Cet article questionne la notion de culture stratégique, définie comme les éléments relevant de ce qu’est la guerre et comment on la conduit (pour la gagner !) dans une culture donnée. Au fil des succès et des défaites militaires, l’élite va mettre en avant certains concepts et en écarter d’autres ; et même ressortir parfois de vieilles malles poussiéreuses une idée, un stratagème, un auteur qui permettent de conceptualiser la guerre telle qu’elle est vécue ou telle que l’on souhaite désormais la mener.

Ghiselli montre que Sun Zi reste encore l’auteur le plus cité dans les journaux militaires chinois. Par exemple, les militaires pensent que la structure fragmentée de la sphère internationale contemporaine est similaire à la Chine aux périodes du Printemps et de l’Automne (441-481 av. JC). Cela justifierait pour eux le fait de ressusciter le vieil adage « 不战而屈人之兵” – “soumettre l’ennemi sans combattre”. En effet, de nombreux outils à disposition – économiques, diplomatiques, ou militaires – restent en-dessous du seuil d’usage de la violence et permettent de remplir des objectifs militaires sans verser une goutte de sang. Il y a donc chez l’élite militaire chinoise contemporaine, comme chez Sun Zi, une nette préférence pour l’usage de moyens autres que la force. Cependant, dans une situation où l’usage de la force serait perçu comme inévitable, il y aurait, toujours dans la lignée des préceptes de Sun Zi, une préférence partagée pour l’usage préemptif et massif de la force afin de dissuader l’ennemi de s’engager dans la guerre.

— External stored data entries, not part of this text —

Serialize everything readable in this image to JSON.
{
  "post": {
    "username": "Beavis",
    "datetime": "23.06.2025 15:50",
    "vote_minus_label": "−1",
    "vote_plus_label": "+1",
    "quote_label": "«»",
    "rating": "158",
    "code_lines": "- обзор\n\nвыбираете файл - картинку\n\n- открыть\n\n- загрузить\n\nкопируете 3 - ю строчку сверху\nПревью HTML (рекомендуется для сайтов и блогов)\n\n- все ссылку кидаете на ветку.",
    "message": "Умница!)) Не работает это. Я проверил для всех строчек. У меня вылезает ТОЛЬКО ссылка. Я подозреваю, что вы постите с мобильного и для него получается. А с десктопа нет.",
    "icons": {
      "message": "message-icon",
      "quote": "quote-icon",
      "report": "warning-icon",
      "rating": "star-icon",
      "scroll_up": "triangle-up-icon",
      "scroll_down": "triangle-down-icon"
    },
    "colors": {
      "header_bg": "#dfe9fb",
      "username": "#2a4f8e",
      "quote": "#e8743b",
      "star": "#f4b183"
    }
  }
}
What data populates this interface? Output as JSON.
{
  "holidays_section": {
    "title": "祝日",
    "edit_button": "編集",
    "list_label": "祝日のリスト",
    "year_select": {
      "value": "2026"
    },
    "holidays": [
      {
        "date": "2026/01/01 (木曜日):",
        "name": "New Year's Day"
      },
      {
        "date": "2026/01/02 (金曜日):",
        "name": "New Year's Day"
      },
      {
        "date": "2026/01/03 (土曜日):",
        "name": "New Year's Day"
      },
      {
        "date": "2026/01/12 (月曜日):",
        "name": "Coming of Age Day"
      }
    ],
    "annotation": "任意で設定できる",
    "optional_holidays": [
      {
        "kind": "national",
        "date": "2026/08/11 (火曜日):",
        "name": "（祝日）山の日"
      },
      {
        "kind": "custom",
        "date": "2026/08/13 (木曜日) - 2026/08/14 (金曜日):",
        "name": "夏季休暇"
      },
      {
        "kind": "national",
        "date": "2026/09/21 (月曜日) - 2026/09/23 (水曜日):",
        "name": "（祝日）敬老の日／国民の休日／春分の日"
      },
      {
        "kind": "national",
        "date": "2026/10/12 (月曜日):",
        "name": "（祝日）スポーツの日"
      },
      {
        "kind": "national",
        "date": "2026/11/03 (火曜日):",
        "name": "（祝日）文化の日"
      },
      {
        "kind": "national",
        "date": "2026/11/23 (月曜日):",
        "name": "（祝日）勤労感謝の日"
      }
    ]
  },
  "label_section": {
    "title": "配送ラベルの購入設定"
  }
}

De ces éléments, Ghiselli conclut, comme le chercheur Johnston avant lui, que la culture stratégique chinoise (en tout cas celle de l’APL) est « réaliste » au sens des différentes écoles de pensée des relations internationale. En bref, l’APL estime que la compétition entre grandes puissances en l’absence d’un « gendarme » international mène inexorablement au conflit.

Vu ainsi, notre avenir est assez sombre. Pourtant, les leçons qu’en tire Ghiselli redonnent un peu d’espoir. L’auteur nous montre que la culture stratégique peu se faire et se défaire. D’abord 1) suite à des défaites militaires qui appellent à un ajustement de la manière de mener la guerre (puisqu’on la perd) et ensuite 2) car les élites socialisent (par la coopération avec d’autres élites étrangères, dans le cadre d’organisations internationales ou de coopérations bilatérales par exemple).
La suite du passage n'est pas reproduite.